É Presidente do Conselho de Administração da Universidade da Cidade do Cabo. Foi recentemente nomeada presidente da Escola de Estudos Orientais e Africanos (SOAS – sigla em inglês), ligada à Universidade de Londres.
Na USP
Em um seminário na Universidade de São Paulo, a moçambicana ativista dos
direitos humanos e mulher do ex-presidente sul-africano Nelson Mandela,
reconhece os problemas da África, mas afirma: O continente está
“mudando para melhor”.
Guerras civis, fome, miséria e várias epidemias, especialmente a da
aids, podem fazer qualquer declaração otimista sobre a África parecer
ingênua. Não quando a perspectiva positiva vem de uma pessoa como a
moçambicana Graça Machel.
Graça
criou em 1990 a Fundação para o Desenvolvimento da Comunidade, que
ajudou a reduzir o índice de analfabetismo do país para 52% da população
(taxa ainda muito alta, mas bem menor do que os 93% de analfabetos
moçambicanos na época da independência).
Sobre
o combate à aids na África, Graça afirmou que alguns países estão
evoluindo bem na contenção do número de infectados entre os homens mais
jovens, mas ainda há muita resistência entre os mais velhos. Dos 33
milhões de contaminados com o vírus HIV no mundo, 22,5 milhões vivem nos
países da África Sub-Saariana. “As mulheres são as principais vítimas
da doença, e os homens têm de entender que a proteção deve ser mútua.”

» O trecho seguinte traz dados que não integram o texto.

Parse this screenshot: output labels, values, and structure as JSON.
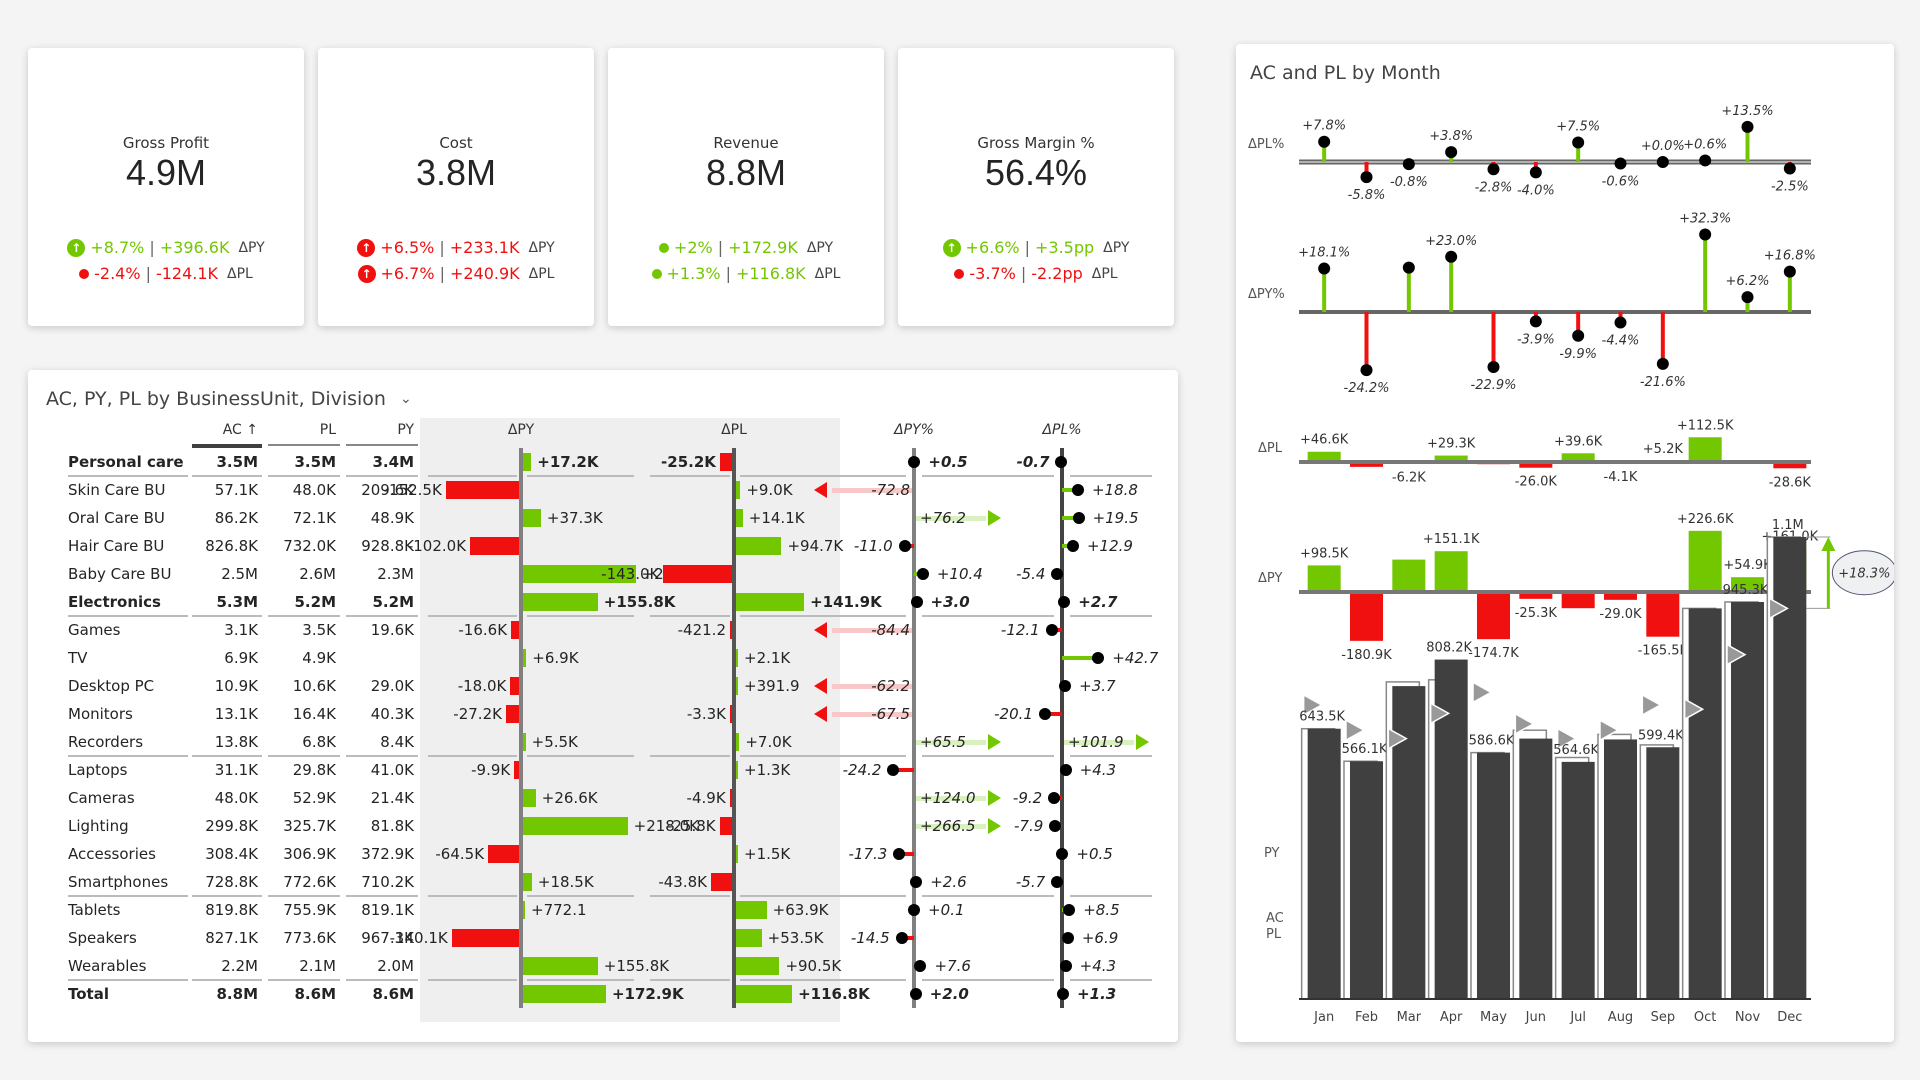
{
  "kpis": [
    {
      "title": "Gross Profit",
      "value": "4.9M",
      "py": {
        "pct": "+8.7%",
        "abs": "+396.6K",
        "label": "ΔPY",
        "color": "green",
        "icon": "arrow-up-icon",
        "icon_size": "large"
      },
      "pl": {
        "pct": "-2.4%",
        "abs": "-124.1K",
        "label": "ΔPL",
        "color": "red",
        "icon": "arrow-down-icon",
        "icon_size": "small"
      }
    },
    {
      "title": "Cost",
      "value": "3.8M",
      "py": {
        "pct": "+6.5%",
        "abs": "+233.1K",
        "label": "ΔPY",
        "color": "red",
        "icon": "arrow-up-icon",
        "icon_size": "large"
      },
      "pl": {
        "pct": "+6.7%",
        "abs": "+240.9K",
        "label": "ΔPL",
        "color": "red",
        "icon": "arrow-up-icon",
        "icon_size": "large"
      }
    },
    {
      "title": "Revenue",
      "value": "8.8M",
      "py": {
        "pct": "+2%",
        "abs": "+172.9K",
        "label": "ΔPY",
        "color": "green",
        "icon": "arrow-up-icon",
        "icon_size": "small"
      },
      "pl": {
        "pct": "+1.3%",
        "abs": "+116.8K",
        "label": "ΔPL",
        "color": "green",
        "icon": "arrow-up-icon",
        "icon_size": "tiny"
      }
    },
    {
      "title": "Gross Margin %",
      "value": "56.4%",
      "py": {
        "pct": "+6.6%",
        "abs": "+3.5pp",
        "label": "ΔPY",
        "color": "green",
        "icon": "arrow-up-icon",
        "icon_size": "large"
      },
      "pl": {
        "pct": "-3.7%",
        "abs": "-2.2pp",
        "label": "ΔPL",
        "color": "red",
        "icon": "arrow-down-icon",
        "icon_size": "small"
      }
    }
  ],
  "colors": {
    "positive": "#73c700",
    "negative": "#f01010",
    "bar_ac": "#404040",
    "axis": "#808080"
  },
  "table": {
    "title": "AC, PY, PL by BusinessUnit, Division",
    "dropdown_icon": "chevron-down-icon",
    "headers": {
      "ac": "AC ↑",
      "pl": "PL",
      "py": "PY",
      "dpy": "ΔPY",
      "dpl": "ΔPL",
      "dpy_pct": "ΔPY%",
      "dpl_pct": "ΔPL%"
    },
    "rows": [
      {
        "name": "Personal care",
        "bold": true,
        "ac": "3.5M",
        "pl": "3.5M",
        "py": "3.4M",
        "dpy": 17.2,
        "dpy_label": "+17.2K",
        "dpl": -25.2,
        "dpl_label": "-25.2K",
        "dpy_pct": 0.5,
        "dpy_pct_label": "+0.5",
        "dpl_pct": -0.7,
        "dpl_pct_label": "-0.7",
        "sep_after": true
      },
      {
        "name": "Skin Care BU",
        "ac": "57.1K",
        "pl": "48.0K",
        "py": "209.6K",
        "dpy": -152.5,
        "dpy_label": "-152.5K",
        "dpl": 9.0,
        "dpl_label": "+9.0K",
        "dpy_pct": -72.8,
        "dpy_pct_label": "-72.8",
        "dpl_pct": 18.8,
        "dpl_pct_label": "+18.8"
      },
      {
        "name": "Oral Care BU",
        "ac": "86.2K",
        "pl": "72.1K",
        "py": "48.9K",
        "dpy": 37.3,
        "dpy_label": "+37.3K",
        "dpl": 14.1,
        "dpl_label": "+14.1K",
        "dpy_pct": 76.2,
        "dpy_pct_label": "+76.2",
        "dpl_pct": 19.5,
        "dpl_pct_label": "+19.5"
      },
      {
        "name": "Hair Care BU",
        "ac": "826.8K",
        "pl": "732.0K",
        "py": "928.8K",
        "dpy": -102.0,
        "dpy_label": "-102.0K",
        "dpl": 94.7,
        "dpl_label": "+94.7K",
        "dpy_pct": -11.0,
        "dpy_pct_label": "-11.0",
        "dpl_pct": 12.9,
        "dpl_pct_label": "+12.9"
      },
      {
        "name": "Baby Care BU",
        "ac": "2.5M",
        "pl": "2.6M",
        "py": "2.3M",
        "dpy": 234.4,
        "dpy_label": "+234.4K",
        "dpl": -143.0,
        "dpl_label": "-143.0K",
        "dpy_pct": 10.4,
        "dpy_pct_label": "+10.4",
        "dpl_pct": -5.4,
        "dpl_pct_label": "-5.4"
      },
      {
        "name": "Electronics",
        "bold": true,
        "ac": "5.3M",
        "pl": "5.2M",
        "py": "5.2M",
        "dpy": 155.8,
        "dpy_label": "+155.8K",
        "dpl": 141.9,
        "dpl_label": "+141.9K",
        "dpy_pct": 3.0,
        "dpy_pct_label": "+3.0",
        "dpl_pct": 2.7,
        "dpl_pct_label": "+2.7",
        "sep_after": true
      },
      {
        "name": "Games",
        "ac": "3.1K",
        "pl": "3.5K",
        "py": "19.6K",
        "dpy": -16.6,
        "dpy_label": "-16.6K",
        "dpl": -0.4212,
        "dpl_label": "-421.2",
        "dpy_pct": -84.4,
        "dpy_pct_label": "-84.4",
        "dpl_pct": -12.1,
        "dpl_pct_label": "-12.1"
      },
      {
        "name": "TV",
        "ac": "6.9K",
        "pl": "4.9K",
        "py": "",
        "dpy": 6.9,
        "dpy_label": "+6.9K",
        "dpl": 2.1,
        "dpl_label": "+2.1K",
        "dpy_pct": null,
        "dpy_pct_label": "",
        "dpl_pct": 42.7,
        "dpl_pct_label": "+42.7"
      },
      {
        "name": "Desktop PC",
        "ac": "10.9K",
        "pl": "10.6K",
        "py": "29.0K",
        "dpy": -18.0,
        "dpy_label": "-18.0K",
        "dpl": 0.3919,
        "dpl_label": "+391.9",
        "dpy_pct": -62.2,
        "dpy_pct_label": "-62.2",
        "dpl_pct": 3.7,
        "dpl_pct_label": "+3.7"
      },
      {
        "name": "Monitors",
        "ac": "13.1K",
        "pl": "16.4K",
        "py": "40.3K",
        "dpy": -27.2,
        "dpy_label": "-27.2K",
        "dpl": -3.3,
        "dpl_label": "-3.3K",
        "dpy_pct": -67.5,
        "dpy_pct_label": "-67.5",
        "dpl_pct": -20.1,
        "dpl_pct_label": "-20.1"
      },
      {
        "name": "Recorders",
        "ac": "13.8K",
        "pl": "6.8K",
        "py": "8.4K",
        "dpy": 5.5,
        "dpy_label": "+5.5K",
        "dpl": 7.0,
        "dpl_label": "+7.0K",
        "dpy_pct": 65.5,
        "dpy_pct_label": "+65.5",
        "dpl_pct": 101.9,
        "dpl_pct_label": "+101.9",
        "sep_after": true
      },
      {
        "name": "Laptops",
        "ac": "31.1K",
        "pl": "29.8K",
        "py": "41.0K",
        "dpy": -9.9,
        "dpy_label": "-9.9K",
        "dpl": 1.3,
        "dpl_label": "+1.3K",
        "dpy_pct": -24.2,
        "dpy_pct_label": "-24.2",
        "dpl_pct": 4.3,
        "dpl_pct_label": "+4.3"
      },
      {
        "name": "Cameras",
        "ac": "48.0K",
        "pl": "52.9K",
        "py": "21.4K",
        "dpy": 26.6,
        "dpy_label": "+26.6K",
        "dpl": -4.9,
        "dpl_label": "-4.9K",
        "dpy_pct": 124.0,
        "dpy_pct_label": "+124.0",
        "dpl_pct": -9.2,
        "dpl_pct_label": "-9.2"
      },
      {
        "name": "Lighting",
        "ac": "299.8K",
        "pl": "325.7K",
        "py": "81.8K",
        "dpy": 218.0,
        "dpy_label": "+218.0K",
        "dpl": -25.8,
        "dpl_label": "-25.8K",
        "dpy_pct": 266.5,
        "dpy_pct_label": "+266.5",
        "dpl_pct": -7.9,
        "dpl_pct_label": "-7.9"
      },
      {
        "name": "Accessories",
        "ac": "308.4K",
        "pl": "306.9K",
        "py": "372.9K",
        "dpy": -64.5,
        "dpy_label": "-64.5K",
        "dpl": 1.5,
        "dpl_label": "+1.5K",
        "dpy_pct": -17.3,
        "dpy_pct_label": "-17.3",
        "dpl_pct": 0.5,
        "dpl_pct_label": "+0.5"
      },
      {
        "name": "Smartphones",
        "ac": "728.8K",
        "pl": "772.6K",
        "py": "710.2K",
        "dpy": 18.5,
        "dpy_label": "+18.5K",
        "dpl": -43.8,
        "dpl_label": "-43.8K",
        "dpy_pct": 2.6,
        "dpy_pct_label": "+2.6",
        "dpl_pct": -5.7,
        "dpl_pct_label": "-5.7",
        "sep_after": true
      },
      {
        "name": "Tablets",
        "ac": "819.8K",
        "pl": "755.9K",
        "py": "819.1K",
        "dpy": 0.7721,
        "dpy_label": "+772.1",
        "dpl": 63.9,
        "dpl_label": "+63.9K",
        "dpy_pct": 0.1,
        "dpy_pct_label": "+0.1",
        "dpl_pct": 8.5,
        "dpl_pct_label": "+8.5"
      },
      {
        "name": "Speakers",
        "ac": "827.1K",
        "pl": "773.6K",
        "py": "967.3K",
        "dpy": -140.1,
        "dpy_label": "-140.1K",
        "dpl": 53.5,
        "dpl_label": "+53.5K",
        "dpy_pct": -14.5,
        "dpy_pct_label": "-14.5",
        "dpl_pct": 6.9,
        "dpl_pct_label": "+6.9"
      },
      {
        "name": "Wearables",
        "ac": "2.2M",
        "pl": "2.1M",
        "py": "2.0M",
        "dpy": 155.8,
        "dpy_label": "+155.8K",
        "dpl": 90.5,
        "dpl_label": "+90.5K",
        "dpy_pct": 7.6,
        "dpy_pct_label": "+7.6",
        "dpl_pct": 4.3,
        "dpl_pct_label": "+4.3",
        "sep_after": true
      },
      {
        "name": "Total",
        "bold": true,
        "ac": "8.8M",
        "pl": "8.6M",
        "py": "8.6M",
        "dpy": 172.9,
        "dpy_label": "+172.9K",
        "dpl": 116.8,
        "dpl_label": "+116.8K",
        "dpy_pct": 2.0,
        "dpy_pct_label": "+2.0",
        "dpl_pct": 1.3,
        "dpl_pct_label": "+1.3"
      }
    ]
  },
  "chart_data": {
    "type": "bar",
    "title": "AC and PL by Month",
    "categories": [
      "Jan",
      "Feb",
      "Mar",
      "Apr",
      "May",
      "Jun",
      "Jul",
      "Aug",
      "Sep",
      "Oct",
      "Nov",
      "Dec"
    ],
    "panels": [
      {
        "name": "ΔPL%",
        "type": "pin",
        "values": [
          7.8,
          -5.8,
          -0.8,
          3.8,
          -2.8,
          -4.0,
          7.5,
          -0.6,
          0.0,
          0.6,
          13.5,
          -2.5
        ],
        "labels": [
          "+7.8%",
          "-5.8%",
          "-0.8%",
          "+3.8%",
          "-2.8%",
          "-4.0%",
          "+7.5%",
          "-0.6%",
          "+0.0%",
          "+0.6%",
          "+13.5%",
          "-2.5%"
        ]
      },
      {
        "name": "ΔPY%",
        "type": "pin",
        "values": [
          18.1,
          -24.2,
          18.5,
          23.0,
          -22.9,
          -3.9,
          -9.9,
          -4.4,
          -21.6,
          32.3,
          6.2,
          16.8
        ],
        "labels": [
          "+18.1%",
          "-24.2%",
          "",
          "+23.0%",
          "-22.9%",
          "-3.9%",
          "-9.9%",
          "-4.4%",
          "-21.6%",
          "+32.3%",
          "+6.2%",
          "+16.8%"
        ]
      },
      {
        "name": "ΔPL",
        "type": "bar",
        "values": [
          46.6,
          -22.0,
          -6.2,
          29.3,
          -10.0,
          -26.0,
          39.6,
          -4.1,
          5.2,
          112.5,
          0,
          -28.6
        ],
        "labels": [
          "+46.6K",
          "",
          "-6.2K",
          "+29.3K",
          "",
          "-26.0K",
          "+39.6K",
          "-4.1K",
          "+5.2K",
          "+112.5K",
          "",
          "-28.6K"
        ]
      },
      {
        "name": "ΔPY",
        "type": "bar",
        "values": [
          98.5,
          -180.9,
          120.0,
          151.1,
          -174.7,
          -25.3,
          -60.0,
          -29.0,
          -165.5,
          226.6,
          54.9,
          161.0
        ],
        "labels": [
          "+98.5K",
          "-180.9K",
          "",
          "+151.1K",
          "-174.7K",
          "-25.3K",
          "",
          "-29.0K",
          "-165.5K",
          "+226.6K",
          "+54.9K",
          "+161.0K"
        ]
      }
    ],
    "ac_series": {
      "name": "AC",
      "values": [
        643.5,
        566.1,
        745,
        808.2,
        586.6,
        620,
        564.6,
        618,
        599.4,
        930,
        945.3,
        1100
      ],
      "labels": [
        "643.5K",
        "566.1K",
        "",
        "808.2K",
        "586.6K",
        "",
        "564.6K",
        "",
        "599.4K",
        "",
        "945.3K",
        "1.1M"
      ]
    },
    "py_markers": [
      700,
      640,
      620,
      680,
      730,
      655,
      620,
      640,
      700,
      690,
      820,
      930
    ],
    "pl_outline": [
      643.5,
      566.1,
      755,
      760,
      586.6,
      640,
      575,
      630,
      605,
      930,
      945.3,
      1100
    ],
    "row_labels": {
      "py": "PY",
      "ac_pl": "AC\nPL"
    },
    "annotation": "+18.3%",
    "ylim": [
      0,
      1150
    ]
  }
}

Apesar dos números ainda alarmantes, Graça diz que o cenário é mais
animador. "Há mais esperanças na África do que jamais houve"
O
seminário serviu para a USP entregar a Graça o certificado do título de
doutor honoris causa para Nelson Mandela. “Não sou meu marido para dizer com aquela voz forte: 'Thank you
very much (muito obrigado)',
mas certamente ele está honrado com essa homenagem". Graça afirmou
que espera que Mandela sinta, mesmo longe da vida pública, que sua luta
continua. "Que ele sinta que, quer do ponto de vista das instituições,
da juventude do mundo, e em particular do Hemisfério Sul, vão continuar
as lutas justas dos nossos povos e criar um mundo de igualdade e
equidade para todos.”
FHC
disse que era a USP quem deveria se sentir homenageada por associar seu
nome a Mandela. “Sou privilegiado por ser amigo desse casal. Mandela
não precisa falar, é só estar em algum lugar para transmitir liderança,
sabedoria. É assim com a Graça também”.